Felix conceded that such figures will come under great scrutiny in 2019, saying Government will work to implement policies to ensure that “Guyanese receive their fair share of employment opportunities as a result of investments.”
“The department requires all perspective employers to publish vacancies in one of the daily newspapers for over three months prior to that employment to give Guyanese a chance to compete for these employment opportunities,” Felix observed.
He however stressed that Government has taken note of some “unhealthy” employment practices and will be working with various agencies to combat this issue. Felix focused the latter part of his presentation on the Venezuelan migrant crisis which has been plaguing several South American territories and fellow

Citizenship Minister Winston Felix

Caribbean Community (Caricom) member states of which Guyana is included. Much of the migration problems are linked to the economic crisis that erupted in the Spanish-speaking country which has risen up a previously settled border controversy matter with Guyana.
Felix stated that the migrant issue with Venezuela will be around for a long time but committed that Guyana will treat those very migrants humanely as this country moves to review the migration scheme.

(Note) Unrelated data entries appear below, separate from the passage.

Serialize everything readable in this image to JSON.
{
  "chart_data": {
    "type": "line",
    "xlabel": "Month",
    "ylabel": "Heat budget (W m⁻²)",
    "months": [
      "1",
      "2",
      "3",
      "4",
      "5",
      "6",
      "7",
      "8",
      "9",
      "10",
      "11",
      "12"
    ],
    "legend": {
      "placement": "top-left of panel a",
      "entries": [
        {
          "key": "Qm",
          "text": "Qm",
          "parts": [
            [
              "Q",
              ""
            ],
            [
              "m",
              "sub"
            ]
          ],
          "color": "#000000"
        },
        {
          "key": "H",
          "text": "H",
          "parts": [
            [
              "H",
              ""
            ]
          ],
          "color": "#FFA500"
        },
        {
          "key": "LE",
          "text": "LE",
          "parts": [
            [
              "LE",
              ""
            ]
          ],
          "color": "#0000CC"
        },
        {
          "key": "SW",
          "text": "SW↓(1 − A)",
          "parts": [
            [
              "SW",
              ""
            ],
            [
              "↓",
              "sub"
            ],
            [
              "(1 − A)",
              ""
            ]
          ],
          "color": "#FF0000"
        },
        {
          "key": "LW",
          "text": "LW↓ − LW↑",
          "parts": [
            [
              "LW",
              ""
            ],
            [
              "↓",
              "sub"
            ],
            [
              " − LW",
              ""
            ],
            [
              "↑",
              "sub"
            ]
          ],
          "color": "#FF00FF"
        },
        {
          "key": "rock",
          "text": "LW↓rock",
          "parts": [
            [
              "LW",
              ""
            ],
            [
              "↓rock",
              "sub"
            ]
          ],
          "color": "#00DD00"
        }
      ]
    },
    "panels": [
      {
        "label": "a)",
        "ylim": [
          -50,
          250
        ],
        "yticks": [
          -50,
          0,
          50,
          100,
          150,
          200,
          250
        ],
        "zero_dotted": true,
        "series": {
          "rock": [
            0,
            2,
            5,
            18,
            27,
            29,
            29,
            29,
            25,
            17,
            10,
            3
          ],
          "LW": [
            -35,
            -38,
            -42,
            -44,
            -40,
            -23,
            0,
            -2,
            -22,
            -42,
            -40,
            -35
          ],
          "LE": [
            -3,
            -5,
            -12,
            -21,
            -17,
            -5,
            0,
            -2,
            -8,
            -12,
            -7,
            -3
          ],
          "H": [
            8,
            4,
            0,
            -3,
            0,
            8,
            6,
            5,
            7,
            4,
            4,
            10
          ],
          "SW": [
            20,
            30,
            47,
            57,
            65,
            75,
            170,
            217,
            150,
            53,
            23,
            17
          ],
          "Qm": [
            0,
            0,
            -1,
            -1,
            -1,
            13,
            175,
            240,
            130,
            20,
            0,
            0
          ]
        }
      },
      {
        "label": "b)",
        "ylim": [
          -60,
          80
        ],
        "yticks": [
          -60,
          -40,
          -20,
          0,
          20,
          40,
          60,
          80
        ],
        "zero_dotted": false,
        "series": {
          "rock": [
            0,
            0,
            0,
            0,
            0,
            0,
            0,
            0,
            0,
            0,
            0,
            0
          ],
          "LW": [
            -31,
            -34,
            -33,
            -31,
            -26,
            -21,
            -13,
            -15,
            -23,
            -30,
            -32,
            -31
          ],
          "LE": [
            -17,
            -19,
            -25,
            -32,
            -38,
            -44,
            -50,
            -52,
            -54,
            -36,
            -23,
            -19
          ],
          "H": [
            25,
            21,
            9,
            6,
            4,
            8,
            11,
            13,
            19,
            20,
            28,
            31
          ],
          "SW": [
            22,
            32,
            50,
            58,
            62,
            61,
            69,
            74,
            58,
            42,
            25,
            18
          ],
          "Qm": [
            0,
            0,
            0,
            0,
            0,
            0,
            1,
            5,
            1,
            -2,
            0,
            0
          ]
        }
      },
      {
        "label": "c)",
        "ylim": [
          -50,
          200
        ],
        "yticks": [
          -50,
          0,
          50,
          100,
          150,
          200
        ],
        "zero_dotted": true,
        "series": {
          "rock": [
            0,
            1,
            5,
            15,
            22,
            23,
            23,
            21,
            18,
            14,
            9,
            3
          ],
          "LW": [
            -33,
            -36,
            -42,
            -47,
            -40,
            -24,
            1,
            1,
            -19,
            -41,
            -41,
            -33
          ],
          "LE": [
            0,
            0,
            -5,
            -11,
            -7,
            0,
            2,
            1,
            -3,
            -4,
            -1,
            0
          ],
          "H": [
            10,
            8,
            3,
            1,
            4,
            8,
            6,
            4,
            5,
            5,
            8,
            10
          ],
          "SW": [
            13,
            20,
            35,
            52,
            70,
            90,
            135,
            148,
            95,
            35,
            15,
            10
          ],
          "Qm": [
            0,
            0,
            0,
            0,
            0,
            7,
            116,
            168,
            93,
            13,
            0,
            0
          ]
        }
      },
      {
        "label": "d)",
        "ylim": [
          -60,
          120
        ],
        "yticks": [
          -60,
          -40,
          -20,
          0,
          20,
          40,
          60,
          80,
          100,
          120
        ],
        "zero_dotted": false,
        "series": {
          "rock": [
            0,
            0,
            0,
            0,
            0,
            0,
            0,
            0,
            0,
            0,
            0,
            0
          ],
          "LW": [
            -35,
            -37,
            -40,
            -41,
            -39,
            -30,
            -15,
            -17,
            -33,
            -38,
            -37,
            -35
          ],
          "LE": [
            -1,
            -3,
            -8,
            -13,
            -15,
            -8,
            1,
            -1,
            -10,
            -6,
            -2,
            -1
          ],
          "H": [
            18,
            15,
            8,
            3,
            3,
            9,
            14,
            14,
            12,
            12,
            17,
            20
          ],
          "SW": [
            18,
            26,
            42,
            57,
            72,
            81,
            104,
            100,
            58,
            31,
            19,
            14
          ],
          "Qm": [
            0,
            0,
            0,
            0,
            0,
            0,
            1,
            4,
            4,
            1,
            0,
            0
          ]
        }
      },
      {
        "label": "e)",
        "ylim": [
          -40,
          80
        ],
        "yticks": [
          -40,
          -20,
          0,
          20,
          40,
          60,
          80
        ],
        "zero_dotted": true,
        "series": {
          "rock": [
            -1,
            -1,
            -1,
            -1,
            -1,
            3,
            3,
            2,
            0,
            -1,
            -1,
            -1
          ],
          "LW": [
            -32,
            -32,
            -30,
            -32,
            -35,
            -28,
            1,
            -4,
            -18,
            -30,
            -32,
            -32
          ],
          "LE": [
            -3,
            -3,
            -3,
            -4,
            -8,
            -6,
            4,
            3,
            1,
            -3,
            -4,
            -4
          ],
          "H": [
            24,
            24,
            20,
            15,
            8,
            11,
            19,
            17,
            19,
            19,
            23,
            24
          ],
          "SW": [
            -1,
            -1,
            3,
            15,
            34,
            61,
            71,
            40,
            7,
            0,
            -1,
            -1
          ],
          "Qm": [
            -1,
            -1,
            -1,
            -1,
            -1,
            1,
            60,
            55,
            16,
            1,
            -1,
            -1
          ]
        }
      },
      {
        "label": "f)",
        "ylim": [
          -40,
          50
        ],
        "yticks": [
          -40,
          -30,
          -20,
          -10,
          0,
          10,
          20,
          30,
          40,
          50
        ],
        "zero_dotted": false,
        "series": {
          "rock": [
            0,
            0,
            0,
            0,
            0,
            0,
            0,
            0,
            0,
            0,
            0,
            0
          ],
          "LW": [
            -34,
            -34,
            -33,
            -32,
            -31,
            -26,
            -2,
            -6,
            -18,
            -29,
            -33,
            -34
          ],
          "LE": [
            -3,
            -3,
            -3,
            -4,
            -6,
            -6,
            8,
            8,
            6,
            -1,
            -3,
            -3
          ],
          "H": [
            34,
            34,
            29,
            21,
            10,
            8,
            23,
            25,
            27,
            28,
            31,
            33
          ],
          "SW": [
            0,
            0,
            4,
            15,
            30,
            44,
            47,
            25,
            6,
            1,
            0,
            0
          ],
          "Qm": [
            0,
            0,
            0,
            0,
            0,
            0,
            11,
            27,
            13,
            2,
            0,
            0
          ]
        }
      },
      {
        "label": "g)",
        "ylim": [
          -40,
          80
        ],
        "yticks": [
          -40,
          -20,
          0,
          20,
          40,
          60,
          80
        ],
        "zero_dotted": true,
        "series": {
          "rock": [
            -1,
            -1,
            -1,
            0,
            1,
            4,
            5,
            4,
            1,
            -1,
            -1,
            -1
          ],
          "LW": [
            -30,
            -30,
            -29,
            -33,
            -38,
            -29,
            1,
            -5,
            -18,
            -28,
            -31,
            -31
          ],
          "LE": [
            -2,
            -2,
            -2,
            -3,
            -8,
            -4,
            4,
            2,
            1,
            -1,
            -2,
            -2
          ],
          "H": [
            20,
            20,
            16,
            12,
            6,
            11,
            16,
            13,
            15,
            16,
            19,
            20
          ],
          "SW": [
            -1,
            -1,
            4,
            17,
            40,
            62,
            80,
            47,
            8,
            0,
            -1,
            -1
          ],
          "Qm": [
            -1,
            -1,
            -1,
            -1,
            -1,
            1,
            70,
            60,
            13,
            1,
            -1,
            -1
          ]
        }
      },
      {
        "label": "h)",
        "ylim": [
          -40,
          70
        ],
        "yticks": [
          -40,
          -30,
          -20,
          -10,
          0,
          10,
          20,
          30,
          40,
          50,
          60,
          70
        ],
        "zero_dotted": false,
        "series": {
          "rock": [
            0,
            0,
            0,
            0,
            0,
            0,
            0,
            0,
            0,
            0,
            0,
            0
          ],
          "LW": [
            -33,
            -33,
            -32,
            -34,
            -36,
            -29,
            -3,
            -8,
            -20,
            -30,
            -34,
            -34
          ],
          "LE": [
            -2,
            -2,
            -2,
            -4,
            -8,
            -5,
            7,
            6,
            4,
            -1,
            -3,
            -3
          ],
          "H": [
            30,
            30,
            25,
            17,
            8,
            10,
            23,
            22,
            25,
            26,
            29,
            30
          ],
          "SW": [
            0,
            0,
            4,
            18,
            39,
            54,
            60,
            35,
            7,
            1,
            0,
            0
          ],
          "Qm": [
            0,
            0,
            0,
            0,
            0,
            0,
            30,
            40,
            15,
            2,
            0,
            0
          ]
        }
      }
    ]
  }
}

This is in keeping with a call from the United Nations (UN) which reached out and spoke on the general treatment of Venezuelan migrants for Guyana not to deport them, he added.
However, these humanitarian efforts as encouraged by the UN, as well as from members of the public and other groups, have not come with an accrued cost, as Felix announced that the Civil Defence Commission (CDC) spent over $6 million in chartered flights, food and accommodation.
More than that, the registered 75 Venezuelans registered legally in the past year are far from the hundreds more that are residing along Guyana’s borderline communities and elsewhere in the country.
In many instances, of which Guyana Times was told, young and teenaged Venezuelan children of Guyanese parentage are living among communities across the country, especially in Demerara and Essequibo.
Many of these individuals are undocumented and face some “unhealthy” employment practices which Minister Felix said Government was moving to address.
Earlier this year, Government admitted that immigration authorities have limited capacity in tracking immigrants after they arrive in Guyana even though data is collected when many of them enter Guyana through its borders.
It is expected that Government would have strong and comprehensive immigration policies, especially with the influx of persons coming to capitalise on the budding oil and gas sector.
It was in July that Foreign Affairs Minister Carl Greenidge told media operatives that a Cabinet-vetted policy guideline was in place to establish how immigrants are to be treated.
Immigrants, upon entry, must fill out an arrival card that details their country of origin and proposed place of residence while in Guyana.
“Those who are returning from Venezuela… if you say you are Guyanese, you would be required to prove it. You would be given the opportunity to establish… if you are Guyanese by birth, naturalisation or descent. If you are not Guyanese, you will be treated as non-Guyanese,” he had outlined.
The Citizenship Department in July revealed that some 22,520 persons had entered Guyana between January and April 2018.
However, there was no record of 6170 of those persons departing which raised some concerns over illegal migration.
There were calls for more stringent efforts to reduce the missing departure numbers out of fear that persons could be caught up in human trafficking to Guyana and to other countries.
The records had also shown that 3515 Haitians entered Guyana in 2017, but only 291 were documented to have left.